Ana akım medya, şöhretli yazarlar, derin ilişkileri sorgulama potansiyelindeki bütün sivil kuruluşlar, meslek örgütleri kontrol altına alındı. Cumhuriyete dahi operasyon yapılıp ulusalcılara teslim edildi. Spor kulüpleri dahil herkes bir şekilde milliyetçi, devletçi çizgiye çekildi. Devleti yüceltme yaygınlaştı. Devletin uygulamalarına karşı çıkanlar, farklı düşünenler şeytanlaştırıldı. Böylece toplumda Ergenekoncu/ulusalcı zihniyete doğru kayma yaşandı.


Peki, bu ortaklık ne kadar daha sürer? Ortada birbirini sevmeyen ama kazan-kazan sistemiyle çalışan iki kesim var. Çatışma, vuruşma kaçınılmaz görünüyor. Bu ne zaman vuku bulur?

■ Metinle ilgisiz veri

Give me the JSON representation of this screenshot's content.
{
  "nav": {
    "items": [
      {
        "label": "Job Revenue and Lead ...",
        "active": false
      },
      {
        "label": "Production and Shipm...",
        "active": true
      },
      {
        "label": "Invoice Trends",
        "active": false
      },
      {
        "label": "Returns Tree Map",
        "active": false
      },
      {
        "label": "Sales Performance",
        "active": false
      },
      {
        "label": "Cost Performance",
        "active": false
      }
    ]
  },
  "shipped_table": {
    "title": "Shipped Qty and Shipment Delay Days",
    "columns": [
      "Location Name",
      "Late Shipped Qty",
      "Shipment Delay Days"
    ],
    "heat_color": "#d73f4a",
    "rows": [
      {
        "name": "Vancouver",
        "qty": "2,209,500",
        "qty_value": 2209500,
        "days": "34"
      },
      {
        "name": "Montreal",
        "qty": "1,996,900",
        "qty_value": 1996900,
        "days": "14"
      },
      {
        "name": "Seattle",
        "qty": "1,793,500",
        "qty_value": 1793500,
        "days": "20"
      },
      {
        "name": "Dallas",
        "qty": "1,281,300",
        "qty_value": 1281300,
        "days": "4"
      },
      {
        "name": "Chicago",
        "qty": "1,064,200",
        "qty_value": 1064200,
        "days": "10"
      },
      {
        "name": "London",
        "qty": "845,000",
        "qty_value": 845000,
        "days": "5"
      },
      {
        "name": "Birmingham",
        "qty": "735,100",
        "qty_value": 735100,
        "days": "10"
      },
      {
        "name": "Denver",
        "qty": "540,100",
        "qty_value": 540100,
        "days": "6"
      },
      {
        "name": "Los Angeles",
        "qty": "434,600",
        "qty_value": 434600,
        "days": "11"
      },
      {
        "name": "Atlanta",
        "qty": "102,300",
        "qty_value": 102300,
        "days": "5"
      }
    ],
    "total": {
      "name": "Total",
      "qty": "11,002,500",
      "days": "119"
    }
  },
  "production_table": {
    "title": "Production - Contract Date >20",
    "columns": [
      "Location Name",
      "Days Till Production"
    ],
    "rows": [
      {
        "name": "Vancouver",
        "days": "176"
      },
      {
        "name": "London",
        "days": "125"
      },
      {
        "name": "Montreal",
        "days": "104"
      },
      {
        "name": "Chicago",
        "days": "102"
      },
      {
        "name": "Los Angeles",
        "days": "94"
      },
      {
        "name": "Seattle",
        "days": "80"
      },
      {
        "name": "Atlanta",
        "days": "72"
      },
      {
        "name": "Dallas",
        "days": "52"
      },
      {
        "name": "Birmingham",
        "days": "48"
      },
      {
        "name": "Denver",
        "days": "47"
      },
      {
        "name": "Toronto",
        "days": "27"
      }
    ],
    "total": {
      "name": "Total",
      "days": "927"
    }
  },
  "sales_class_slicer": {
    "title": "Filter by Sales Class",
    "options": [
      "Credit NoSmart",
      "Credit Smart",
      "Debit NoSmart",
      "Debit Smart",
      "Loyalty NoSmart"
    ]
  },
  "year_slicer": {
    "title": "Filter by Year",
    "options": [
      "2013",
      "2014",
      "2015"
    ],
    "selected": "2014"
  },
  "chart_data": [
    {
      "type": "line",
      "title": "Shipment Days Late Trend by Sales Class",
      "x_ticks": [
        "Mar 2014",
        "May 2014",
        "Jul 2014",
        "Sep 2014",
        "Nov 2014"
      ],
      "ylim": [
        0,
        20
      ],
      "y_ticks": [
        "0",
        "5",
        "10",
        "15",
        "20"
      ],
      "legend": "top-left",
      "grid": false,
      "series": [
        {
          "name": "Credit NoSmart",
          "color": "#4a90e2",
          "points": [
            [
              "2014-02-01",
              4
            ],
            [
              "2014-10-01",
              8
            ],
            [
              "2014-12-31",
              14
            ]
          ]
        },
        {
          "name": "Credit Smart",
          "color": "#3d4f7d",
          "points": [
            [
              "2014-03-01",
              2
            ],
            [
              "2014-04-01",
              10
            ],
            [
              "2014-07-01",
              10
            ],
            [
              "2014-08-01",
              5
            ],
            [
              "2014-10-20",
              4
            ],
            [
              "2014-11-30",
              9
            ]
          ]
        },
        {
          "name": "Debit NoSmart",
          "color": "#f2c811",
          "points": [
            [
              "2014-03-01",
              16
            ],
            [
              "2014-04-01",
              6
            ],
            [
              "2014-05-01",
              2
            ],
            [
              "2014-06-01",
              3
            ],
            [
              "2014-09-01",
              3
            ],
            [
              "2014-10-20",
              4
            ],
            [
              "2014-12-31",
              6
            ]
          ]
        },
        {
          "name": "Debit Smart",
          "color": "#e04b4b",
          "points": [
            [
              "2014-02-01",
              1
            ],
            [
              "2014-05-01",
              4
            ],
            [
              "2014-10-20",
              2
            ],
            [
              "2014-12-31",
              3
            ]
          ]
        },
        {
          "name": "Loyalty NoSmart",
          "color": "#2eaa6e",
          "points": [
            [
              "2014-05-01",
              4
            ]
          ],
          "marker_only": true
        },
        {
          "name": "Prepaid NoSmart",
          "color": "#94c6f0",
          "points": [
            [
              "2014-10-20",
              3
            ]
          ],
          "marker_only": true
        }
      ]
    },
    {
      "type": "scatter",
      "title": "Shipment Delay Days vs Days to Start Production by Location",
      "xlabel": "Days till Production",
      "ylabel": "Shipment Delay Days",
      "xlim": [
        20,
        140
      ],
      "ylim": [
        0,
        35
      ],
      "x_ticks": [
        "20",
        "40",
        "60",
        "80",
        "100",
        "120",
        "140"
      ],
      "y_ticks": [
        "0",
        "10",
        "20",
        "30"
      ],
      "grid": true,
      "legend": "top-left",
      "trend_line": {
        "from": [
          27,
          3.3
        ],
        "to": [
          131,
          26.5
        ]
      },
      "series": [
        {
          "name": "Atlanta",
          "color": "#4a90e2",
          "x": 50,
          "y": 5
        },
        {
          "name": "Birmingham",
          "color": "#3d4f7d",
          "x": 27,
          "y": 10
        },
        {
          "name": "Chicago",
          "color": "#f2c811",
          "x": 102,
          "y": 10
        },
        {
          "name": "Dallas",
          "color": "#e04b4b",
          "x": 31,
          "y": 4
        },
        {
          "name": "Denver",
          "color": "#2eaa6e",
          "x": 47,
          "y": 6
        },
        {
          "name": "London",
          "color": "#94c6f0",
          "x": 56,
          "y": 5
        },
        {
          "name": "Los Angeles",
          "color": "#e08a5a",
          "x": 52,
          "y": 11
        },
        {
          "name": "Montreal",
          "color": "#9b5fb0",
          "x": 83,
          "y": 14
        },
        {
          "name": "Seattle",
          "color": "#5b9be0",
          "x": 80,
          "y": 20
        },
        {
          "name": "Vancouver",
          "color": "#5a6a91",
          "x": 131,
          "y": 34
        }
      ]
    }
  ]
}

Ergenekoncuların hala Erdoğan’ın siyasi karizmasına, gücüne ihtiyacı var. Faturanın Erdoğan’a kesildiği, davulun O’nun boynunda, tokmağın kendi ellerinde olduğu verimli bir işbirliği yürüyor. Fakat dananın kuyruğu er-geç kopacak ve bu zoraki aşk bir çatışmayla, ayrılıkla sonlanacak. Ergenekoncular sabırlıdırlar; olayların olgunlaşmasını, bazı şeylerin zamanının gelmesini beklerler. Erdoğan ülkenin tüm kaynaklarını, imkanlarını hoyratça tüketiyor, harcıyor, çarçur ediyor. Böylesi bir israfa hiçbir zengin ülke dayanamaz. Er-geç kötü uygulamalar millete yansıyacak ve toplumun canını yakacak. İşsizlik, enflasyon zirve yapacak. Ekonomik kriz herkes tarafından ağır şekilde hissedilecek. Bir işbirliği olsa da iktidar yetkisini ve sorumluluğunu Erdoğan taşıdığı için eleştiriler ona yönelecek. Zamanla şikayetler memnuniyetsizlikler zirve yapacak. Kendi kitlesi dahi Erdoğan’a homurdanmaya başlayacak. Ergenekon, Erdoğan meşruiyetini yitirdiğinde, sorgulamalar arttığında, toplum desteği kalmadığında harekete geçmeyi isteyecektir. Toplum ve devlet içinde Ergenekon’un uyuyan hücreleri hala devam ettiği, Ergenekon-Balyoz davaları döneminde bile onlara dokunulmadığı için (Beyaz-siyah kuvvetler, silahlı paramiliter gruplar, güdümlü aydınlar ve gazeteciler vb) toplumsal desteği kaybedince Erdoğan’ı devirmek derin yapılar için zor olmayacaktır.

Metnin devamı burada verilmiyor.